A more advanced configuration uses the load distribution (RSS - like) capability in the SmartNIC. Create 8 streams and set up the SmartNIC to distribute the load based on a 5-tuple hash. Increasing buffer size minimizes packet loss only if your CPU cores are fully saturated. Setting the minimum buffer size (16MB) gives the best performance (minimize L3 cache hits) if your CPU cores have capacity.

  1. Modify the ntservice.ini file to increase the number and size of the host buffers:
    TimeSyncReferencePriority = OSTime    # Timestamp clock synchronized to the OS
    HostBuffersRx = [8,16,-1]             # [number of host buffers, Size (MB), NUMA node]
    Note: Setting the NUMA node parameter to -1 causes the driver to allocate from the same NUMA node where the SmartNIC is located.
  2. Stop and restart ntservice after making changes to ntservice.ini:
    sudo /opt/napatech3/bin/ntstop.sh
    sudo /opt/napatech3/bin/ntstart.sh
  3. Assign the streams to host buffers and configure the load distribution.
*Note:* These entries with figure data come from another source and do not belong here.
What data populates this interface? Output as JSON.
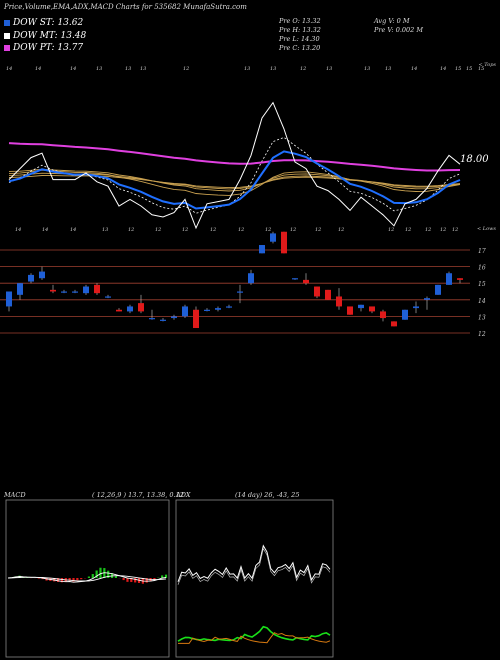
{
  "header": {
    "title": "Price,Volume,EMA,ADX,MACD Charts for 535682  MunafaSutra.com"
  },
  "legend": [
    {
      "label": "DOW ST: 13.62",
      "color": "#1f5fd6"
    },
    {
      "label": "DOW MT: 13.48",
      "color": "#ffffff"
    },
    {
      "label": "DOW PT: 13.77",
      "color": "#e040e0"
    }
  ],
  "ohlc": {
    "open": "Pre   O: 13.32",
    "high": "Pre   H: 13.32",
    "low": "Pre   L: 14.30",
    "close": "Pre   C: 13.20",
    "avg_volume": "Avg V: 0  M",
    "pre_volume": "Pre   V: 0.002  M"
  },
  "price_label": "18.00",
  "top_corner_label": "< Tops",
  "low_corner_label": "< Lows",
  "macd": {
    "label": "MACD",
    "params": "( 12,26,9 ) 13.7,  13.38,  0.12"
  },
  "adx": {
    "label": "ADX",
    "params": "(14  day) 26,  -43,  25"
  },
  "chart_data": {
    "type": "line",
    "axis_ticks": [
      "17",
      "16",
      "15",
      "14",
      "13",
      "12"
    ],
    "top_labels": [
      "14",
      "14",
      "14",
      "13",
      "13",
      "13",
      "12",
      "13",
      "13",
      "12",
      "13",
      "13",
      "13",
      "14",
      "14",
      "15",
      "15",
      "15"
    ],
    "low_labels": [
      "14",
      "14",
      "14",
      "13",
      "12",
      "12",
      "12",
      "12",
      "12",
      "12",
      "12",
      "12",
      "12",
      "12",
      "12",
      "12",
      "12",
      "12"
    ],
    "candles": [
      {
        "o": 13.6,
        "h": 14.5,
        "l": 13.3,
        "c": 14.5
      },
      {
        "o": 14.3,
        "h": 15.0,
        "l": 14.0,
        "c": 15.0
      },
      {
        "o": 15.1,
        "h": 15.6,
        "l": 15.0,
        "c": 15.5
      },
      {
        "o": 15.3,
        "h": 16.0,
        "l": 15.2,
        "c": 15.7
      },
      {
        "o": 14.6,
        "h": 14.9,
        "l": 14.4,
        "c": 14.5
      },
      {
        "o": 14.5,
        "h": 14.6,
        "l": 14.4,
        "c": 14.5
      },
      {
        "o": 14.5,
        "h": 14.6,
        "l": 14.4,
        "c": 14.5
      },
      {
        "o": 14.4,
        "h": 14.9,
        "l": 14.3,
        "c": 14.8
      },
      {
        "o": 14.9,
        "h": 15.0,
        "l": 14.3,
        "c": 14.4
      },
      {
        "o": 14.2,
        "h": 14.3,
        "l": 14.1,
        "c": 14.2
      },
      {
        "o": 13.4,
        "h": 13.5,
        "l": 13.3,
        "c": 13.3
      },
      {
        "o": 13.3,
        "h": 13.7,
        "l": 13.2,
        "c": 13.6
      },
      {
        "o": 13.8,
        "h": 14.3,
        "l": 13.2,
        "c": 13.3
      },
      {
        "o": 12.9,
        "h": 13.4,
        "l": 12.8,
        "c": 12.9
      },
      {
        "o": 12.8,
        "h": 12.9,
        "l": 12.7,
        "c": 12.8
      },
      {
        "o": 12.9,
        "h": 13.1,
        "l": 12.8,
        "c": 13.0
      },
      {
        "o": 13.0,
        "h": 13.7,
        "l": 12.9,
        "c": 13.6
      },
      {
        "o": 13.4,
        "h": 13.6,
        "l": 12.3,
        "c": 12.3
      },
      {
        "o": 13.4,
        "h": 13.5,
        "l": 13.3,
        "c": 13.4
      },
      {
        "o": 13.4,
        "h": 13.6,
        "l": 13.3,
        "c": 13.5
      },
      {
        "o": 13.6,
        "h": 13.7,
        "l": 13.5,
        "c": 13.6
      },
      {
        "o": 14.5,
        "h": 14.9,
        "l": 13.8,
        "c": 14.5
      },
      {
        "o": 15.0,
        "h": 15.8,
        "l": 14.9,
        "c": 15.6
      },
      {
        "o": 16.8,
        "h": 17.3,
        "l": 16.8,
        "c": 17.3
      },
      {
        "o": 17.5,
        "h": 18.1,
        "l": 17.4,
        "c": 18.0
      },
      {
        "o": 18.1,
        "h": 18.1,
        "l": 16.8,
        "c": 16.8
      },
      {
        "o": 15.3,
        "h": 15.3,
        "l": 15.2,
        "c": 15.3
      },
      {
        "o": 15.2,
        "h": 15.6,
        "l": 14.9,
        "c": 15.0
      },
      {
        "o": 14.8,
        "h": 14.8,
        "l": 14.1,
        "c": 14.2
      },
      {
        "o": 14.6,
        "h": 14.6,
        "l": 14.0,
        "c": 14.0
      },
      {
        "o": 14.2,
        "h": 14.7,
        "l": 13.4,
        "c": 13.6
      },
      {
        "o": 13.6,
        "h": 13.6,
        "l": 13.1,
        "c": 13.1
      },
      {
        "o": 13.5,
        "h": 13.7,
        "l": 13.3,
        "c": 13.7
      },
      {
        "o": 13.6,
        "h": 13.6,
        "l": 13.2,
        "c": 13.3
      },
      {
        "o": 13.3,
        "h": 13.4,
        "l": 12.7,
        "c": 12.9
      },
      {
        "o": 12.7,
        "h": 12.7,
        "l": 12.4,
        "c": 12.4
      },
      {
        "o": 12.8,
        "h": 13.4,
        "l": 12.8,
        "c": 13.4
      },
      {
        "o": 13.5,
        "h": 13.9,
        "l": 13.2,
        "c": 13.6
      },
      {
        "o": 14.0,
        "h": 14.2,
        "l": 13.4,
        "c": 14.1
      },
      {
        "o": 14.3,
        "h": 14.9,
        "l": 14.3,
        "c": 14.9
      },
      {
        "o": 14.9,
        "h": 15.7,
        "l": 14.9,
        "c": 15.6
      },
      {
        "o": 15.3,
        "h": 15.3,
        "l": 15.0,
        "c": 15.2
      }
    ],
    "colors": {
      "up": "#1f5fd6",
      "down": "#e01a1a",
      "ema_short": "#1f6fff",
      "ema_pt": "#e040e0",
      "ema_mid": "#ffffff",
      "ema_gold": "#c8a050",
      "macd_pos": "#19c219",
      "macd_neg": "#e01a1a",
      "adx_green": "#19e019",
      "adx_orange": "#d87a10",
      "grid_line": "#a04030"
    }
  }
}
    The load distribution is set up to support both tunneled and non-tunneled traffic. Create a file that contains these NTPL commands:

    Delete=All                              # Delete any existing filters
    HashMode[priority=4]=Hash5TupleSorted
    Assign[priority=0; streamid=(0..7)]= all
    
  4. Run the NTPL commands using the ntpl tool:
    sudo /opt/napatech3/bin/ntpl -f <my_ntpl_file>
    
  5. Run Suricata:
    sudo suricata -c /usr/local/etc/suricata/suricata.yaml --napatech --runmode workers
    

Manually configuring NUMA nodes

Important: The NUMA node the host buffers must be defined on is the same physical CPU socket that the SmartNIC is plugged into.
The NUMA node for the SmartNIC is entered in ntservice.ini:
TimeSyncReferencePriority = OSTime     # Timestamp clock synchronized to the OS
HostBuffersRx = [8,16,0]               # [number of host buffers, Size (MB), NUMA node]
Each stream ID must be tied to a NUMA node using the NTPL Setup command:
Delete=All                       # Delete any existing filters
Setup[numaNode=0] = streamid==0
Setup[numaNode=0] = streamid==1
Setup[numaNode=0] = streamid==2
Setup[numaNode=0] = streamid==3
Setup[numaNode=0] = streamid==4
Setup[numaNode=0] = streamid==5
Setup[numaNode=0] = streamid==6
Setup[numaNode=0] = streamid==7
HashMode[priority=4]=Hash5TupleSorted
Assign[priority=0; streamid=(0..7)]= all

Host buffers versus stream IDs

The number of host buffers must match the number of stream IDs used. In this case, stream ID 0 to 7 are used:
Assign[priority=0; streamid=(0..7)]= all
The smallest number of host buffers allocated in ntservice.ini must be 8:
HostBuffersRx = [8,16,-1]

Counters

For each stream that is processed the following counters are output in stats.log:

  • nt<streamid>.pkts - The number of packets received by the stream.
  • nt<streamid>.bytes - The total number of bytes received by the stream.
  • nt<streamid>.drop - The number of packets that were dropped from this stream due to buffer overflow conditions.

If hba is enabled, the following counter is also provided:

  • nt<streamid>.hba_drop - the number of packets dropped because the host buffer allowance high-water mark was reached.

In addition to counters host buffer utilization is tracked and logged. This is also useful for debugging. Log messages are output for both host buffers and onboard buffers when 25, 50, and 75 percent of utilization is reached. Corresponding messages are output when utilization decreases.